S.L. City Council adopts light fee, demolition regs and buys open space
The Salt Lake City Council on Tuesday unanimously adopted two landmark ordinances and purchased acreage as it closed out 2012 â a dynamic year for the body led by outgoing Chairman Soren Simonsen.
The council adopted an ordinance that makes demolishing buildings much more difficult and demands that property owners keep structures from becoming rundown.
It also adopted an ordinance to create a street light fee that is expected to raise enough funding to bring the city's ailing system up to standard.
And the council approved the purchase of about 16 acres at 2600 North and 2200 West for $690,000 to be used as a park.
As is the custom in Salt Lake City, council chairmen do not serve more than one year consecutively. The body will choose a new chairman in January.
The new street light fee may anger some residents. But it wasn't the only council action to grab attention this year.
Among the highlights: In May, it funded $6.9 million for a so-called "green way" to parallel the planned Sugar House streetcar line.
In June, the council raised curbside parking to $2 an hour, in an effort to balance the city's $205 million budget for fiscal year 2012-13.
In October, it passed an ordinance allowing neighborhood pubs, and it also revamped its process for creating local historic preservation districts.
Throughout the year, council members took an active role in guiding the $110 million Broadway-style theater, championed by Mayor Ralph Becker, that is planned for Main Street.
"It's been a productive year," Simonsen said in an interview.
Although they are less likely to gain headlines than parking fees or neighborhood pubs, Simonsen said he's most proud of the work the council did this year creating policy statements that will guide planning into the future.
Broken down, they take into account the city's economic health, arts and culture, neighborhood quality of life, parks and open space, education, historic preservation, transportation, housing and transparency in government.
"Soren definitely put his stamp on what we're doing in planning," said Councilman Luke Garrott in an interview.
Councilman Kyle LaMalfa agreed that Simonsen led the council into a broad policy discussion even when some were reluctant to go along.
"When I took office a year ago, I didn't see the value of these policy statements," he said. "But I learned they will serve to guide city employees as they work through tangible things every day."

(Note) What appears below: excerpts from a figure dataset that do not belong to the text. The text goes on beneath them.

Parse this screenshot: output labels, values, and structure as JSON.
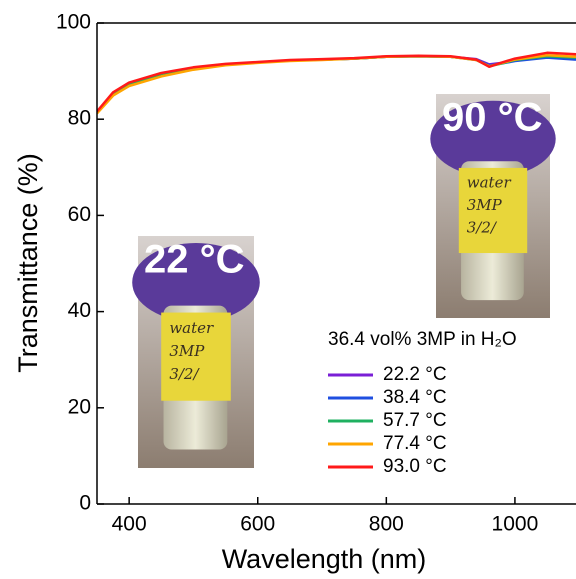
{
  "chart_data": {
    "type": "line",
    "xlabel": "Wavelength (nm)",
    "ylabel": "Transmittance (%)",
    "x": [
      350,
      375,
      400,
      450,
      500,
      550,
      600,
      650,
      700,
      750,
      800,
      850,
      900,
      940,
      960,
      980,
      1000,
      1050,
      1095
    ],
    "series": [
      {
        "name": "22.2 °C",
        "color": "#7a1fd6",
        "values": [
          81.5,
          85.4,
          87.4,
          89.5,
          90.7,
          91.4,
          91.8,
          92.2,
          92.4,
          92.6,
          93.0,
          93.1,
          93.0,
          92.5,
          91.4,
          91.7,
          92.2,
          92.9,
          92.5
        ]
      },
      {
        "name": "38.4 °C",
        "color": "#1f4fe0",
        "values": [
          81.5,
          85.4,
          87.4,
          89.5,
          90.7,
          91.4,
          91.8,
          92.2,
          92.4,
          92.6,
          93.0,
          93.1,
          93.0,
          92.4,
          91.2,
          91.6,
          92.1,
          92.8,
          92.4
        ]
      },
      {
        "name": "57.7 °C",
        "color": "#1fb060",
        "values": [
          81.4,
          85.3,
          87.3,
          89.4,
          90.6,
          91.3,
          91.8,
          92.2,
          92.4,
          92.6,
          93.0,
          93.1,
          93.0,
          92.3,
          91.0,
          91.6,
          92.3,
          93.1,
          92.8
        ]
      },
      {
        "name": "77.4 °C",
        "color": "#ffa500",
        "values": [
          81.2,
          84.9,
          86.9,
          88.9,
          90.3,
          91.2,
          91.7,
          92.1,
          92.3,
          92.6,
          93.0,
          93.1,
          93.0,
          92.3,
          91.0,
          91.7,
          92.4,
          93.3,
          93.0
        ]
      },
      {
        "name": "93.0 °C",
        "color": "#ff1a1a",
        "values": [
          81.6,
          85.6,
          87.6,
          89.6,
          90.8,
          91.5,
          91.9,
          92.3,
          92.5,
          92.7,
          93.1,
          93.2,
          93.1,
          92.4,
          90.9,
          91.8,
          92.6,
          93.8,
          93.5
        ]
      }
    ],
    "xlim": [
      350,
      1095
    ],
    "ylim": [
      0,
      100
    ],
    "xticks": [
      400,
      600,
      800,
      1000
    ],
    "yticks": [
      0,
      20,
      40,
      60,
      80,
      100
    ],
    "legend_title": "36.4 vol% 3MP in H₂O",
    "legend_loc": "lower right",
    "photos": [
      {
        "label": "22 °C",
        "notes": [
          "water",
          "3MP",
          "3/2/"
        ]
      },
      {
        "label": "90 °C",
        "notes": [
          "water",
          "3MP",
          "3/2/"
        ]
      }
    ]
  }
}
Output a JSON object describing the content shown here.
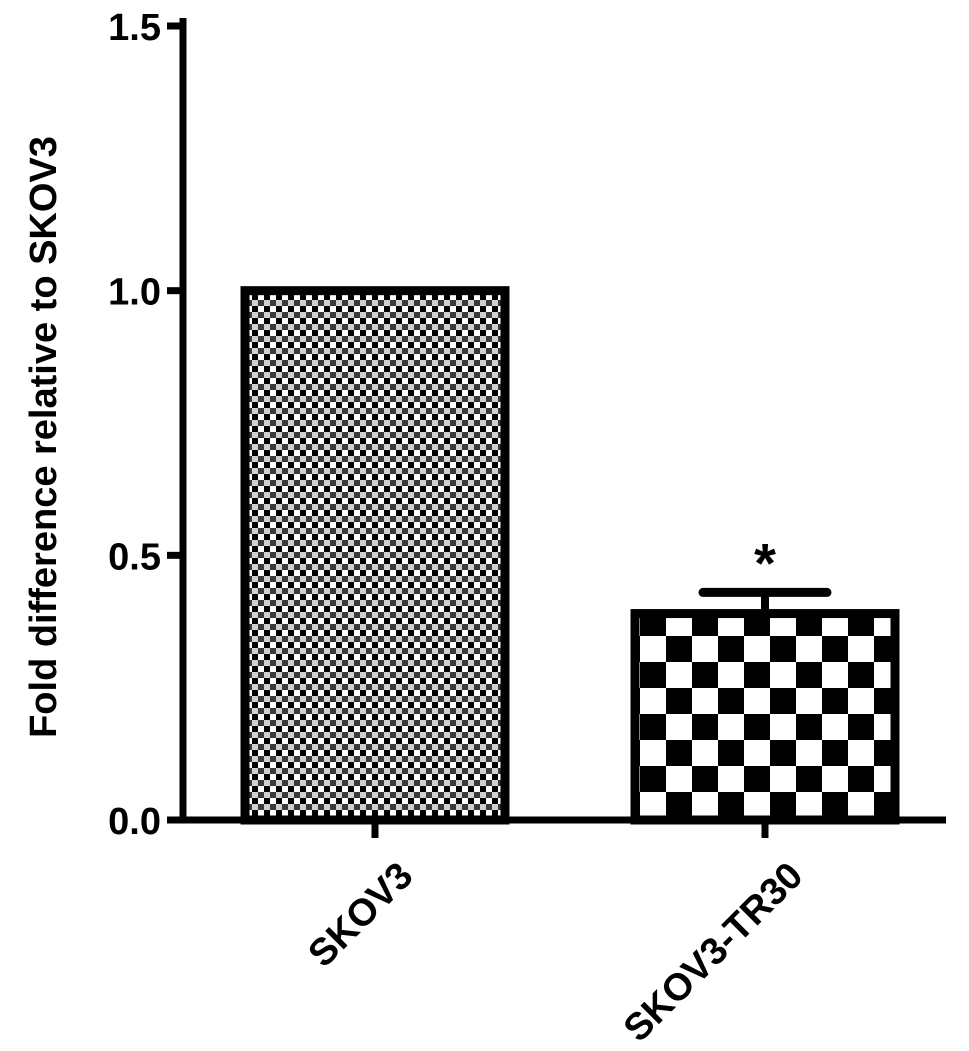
{
  "chart_data": {
    "type": "bar",
    "categories": [
      "SKOV3",
      "SKOV3-TR30"
    ],
    "values": [
      1.0,
      0.39
    ],
    "error_upper": [
      null,
      0.43
    ],
    "annotations": [
      {
        "category": "SKOV3-TR30",
        "text": "*"
      }
    ],
    "title": "",
    "xlabel": "",
    "ylabel": "Fold difference relative to SKOV3",
    "ylim": [
      0,
      1.5
    ],
    "yticks": [
      0.0,
      0.5,
      1.0,
      1.5
    ],
    "ytick_labels": [
      "0.0",
      "0.5",
      "1.0",
      "1.5"
    ],
    "bar_patterns": [
      "fine-dot",
      "checkerboard"
    ],
    "grid": false,
    "legend": "none",
    "colors": {
      "ink": "#000000",
      "background": "#ffffff"
    }
  }
}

The seven members of the council, however, are not always of one mind, said Councilman Carlton Christensen, who has been on the council for 15 years.
"I don't know if we've coalesced. But we have made some good progress," he said. "There have been some respectful differences. And we've worked to find compromises."
A new chairman, no doubt, will bring different priorities. Garrott, LaMalfa and Christensen all say they would like the council to emphasize various issues surrounding neighborhood quality of life in the coming year.
Council action Tuesday
Streetlight fee • Salt Lake City residents beginning in January will pay $3.73 per month for street lights. Commercial, government and school buildings will pay $3.73 per 75 feet of street frontage. The fee is expected to bring in $3.6 million per year.
Demolition ordinance • Building owners must keep vacant buildings fit to live or work in. Buildings can be demolished only after the owner submits replacement plans and obtains a building permit. Owners of buildings deemed too rundown to repair must provide a post-demolition landscaping and maintenance bond.
Open-space purchase • Approved $690,000 to purchase 15.85 acres at 2600 North and 2200 West. No decision has yet been made on land use; it has been suggested that the acreage become a dog park or a disk golf course.